By Tessa Solomon
The Asian arowana — an iridescent Southeast Asian freshwater fish nicknamed the “dragonfish” — is considered good luck in some cultures.
For the protagonists of Vu Tran’s new novel, Dragonfish, its fleeting presence would symbolize only the secrets and uncertainties now guiding their lives.
Tran will read from Dragonfish at 7 p.m. today at Prairie Lights, 15 S. Dubuque St. The book — an expansion of Tran’s 2008 short story “This or Any Desert” — is a genre-bending début, a historical fiction, thriller, and refuge narrative thrown against a noir backdrop.
“I tend to think of really good stories as many stories in one. You have the story the readers read, but then there’s the real-life stories the writers have to tell themselves,” Tran said. “I felt a need to explore those satellite stories I told myself when writing the short story.”

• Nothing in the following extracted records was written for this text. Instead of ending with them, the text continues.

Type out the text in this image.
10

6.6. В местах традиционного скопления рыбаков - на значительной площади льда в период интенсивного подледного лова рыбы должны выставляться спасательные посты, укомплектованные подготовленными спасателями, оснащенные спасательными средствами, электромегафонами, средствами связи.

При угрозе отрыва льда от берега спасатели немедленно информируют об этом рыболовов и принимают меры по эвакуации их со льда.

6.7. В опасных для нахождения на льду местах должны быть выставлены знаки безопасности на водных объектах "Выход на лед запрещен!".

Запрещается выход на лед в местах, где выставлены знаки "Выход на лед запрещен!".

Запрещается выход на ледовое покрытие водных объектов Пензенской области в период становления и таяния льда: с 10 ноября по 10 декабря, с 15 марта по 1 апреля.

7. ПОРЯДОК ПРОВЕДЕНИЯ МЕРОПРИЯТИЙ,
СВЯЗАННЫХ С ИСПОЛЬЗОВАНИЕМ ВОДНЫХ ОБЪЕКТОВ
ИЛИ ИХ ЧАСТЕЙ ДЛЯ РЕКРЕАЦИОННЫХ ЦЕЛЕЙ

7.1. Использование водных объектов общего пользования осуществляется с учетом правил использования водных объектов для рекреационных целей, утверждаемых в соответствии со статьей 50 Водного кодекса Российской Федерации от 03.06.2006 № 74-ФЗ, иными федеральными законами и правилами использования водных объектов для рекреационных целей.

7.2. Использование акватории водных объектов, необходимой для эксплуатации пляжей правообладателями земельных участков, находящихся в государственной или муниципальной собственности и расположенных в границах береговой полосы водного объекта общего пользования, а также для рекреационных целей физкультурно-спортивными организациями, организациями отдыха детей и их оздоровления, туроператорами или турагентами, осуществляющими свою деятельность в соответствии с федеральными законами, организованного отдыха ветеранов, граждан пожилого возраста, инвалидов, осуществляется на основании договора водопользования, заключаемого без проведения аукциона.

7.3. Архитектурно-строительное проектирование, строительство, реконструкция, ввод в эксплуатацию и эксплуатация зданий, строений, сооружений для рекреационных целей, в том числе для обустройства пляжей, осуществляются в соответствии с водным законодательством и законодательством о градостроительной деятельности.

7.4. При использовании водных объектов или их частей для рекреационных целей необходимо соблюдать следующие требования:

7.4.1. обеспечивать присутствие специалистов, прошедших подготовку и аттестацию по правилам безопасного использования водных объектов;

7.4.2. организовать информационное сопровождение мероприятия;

Of those orbiting narratives, the character of Suzy’s proved most captivating. A refugee from Vietnam who fled during the country’s affair with communism, and after the Vietnam War, Suzy feels as if the lies and lives she discarded in her flight have shadowed her every step.
The catalyst of Dragonfish’s conflict is familiar: Suzy’s sudden disappearance. The search for her, led by her Oakland cop ex-husband, would prove anything of a singular intrigue, though. He’s hunting a conclusion that does not promise satisfaction; only truth.
“It wasn’t until I reached back to that refugee story from the short story that I found the emotional backbone for the narrative, for the characters,” Tran said. “From there, I found the novel; before, it was just a crime story that wasn’t as interesting as I wanted it to be.”
Suzy’s unfolding refugee past became not only the thread binding each character but also the cruel scenery for the American Dream.
“It is a bit of a cliché — how the past haunts people — but it’s most detrimental when you feel the past defines you in ways you can’t shake off,” Tran said. “[In the case of Suzy], it kept her from being a full person. That was something I could identify with.”
Having escaped South Vietnam as a child with his mother and sister during the communist takeover, the shock and confusion of a refugee status is personal history for Tran. His family traveled in 1980 by boat to a refugee camp in the Philippines before reaching the United States, a voyage attempted by millions.
“Refugees have no choice, and that lack of choice creates these traumatic and ambiguous memories that are brought to their new lives,” Tran said. “A lot of the novel has to do with the aftermath of that, of what happens when you have to lose your country.”
For Suzy, that aftermath took a quiet violence that left a growing weight. History was a force determined to be acknowledged, if only years later.
“When I was a kid, the most influential book to me was The Lion, the Witch, and the Wardrobe, in which you have these kids enter a fantastic new world,” Tran said. “I would write stories about characters doing the same. Eventually, I realized that I was writing my own refugee experience.”
The world Suzy and Tran braved was less than fantastical. Dragonfish is proof, though, that past and present can do more than collide.
“My sense of being an immigrant and person who doesn’t have full access to the new world that I lived in has affected the way I wrote. But I think that’s a good thing,” Tran said. “When you’re on the outside of things, you tend to look at the inside with a more critical eye.”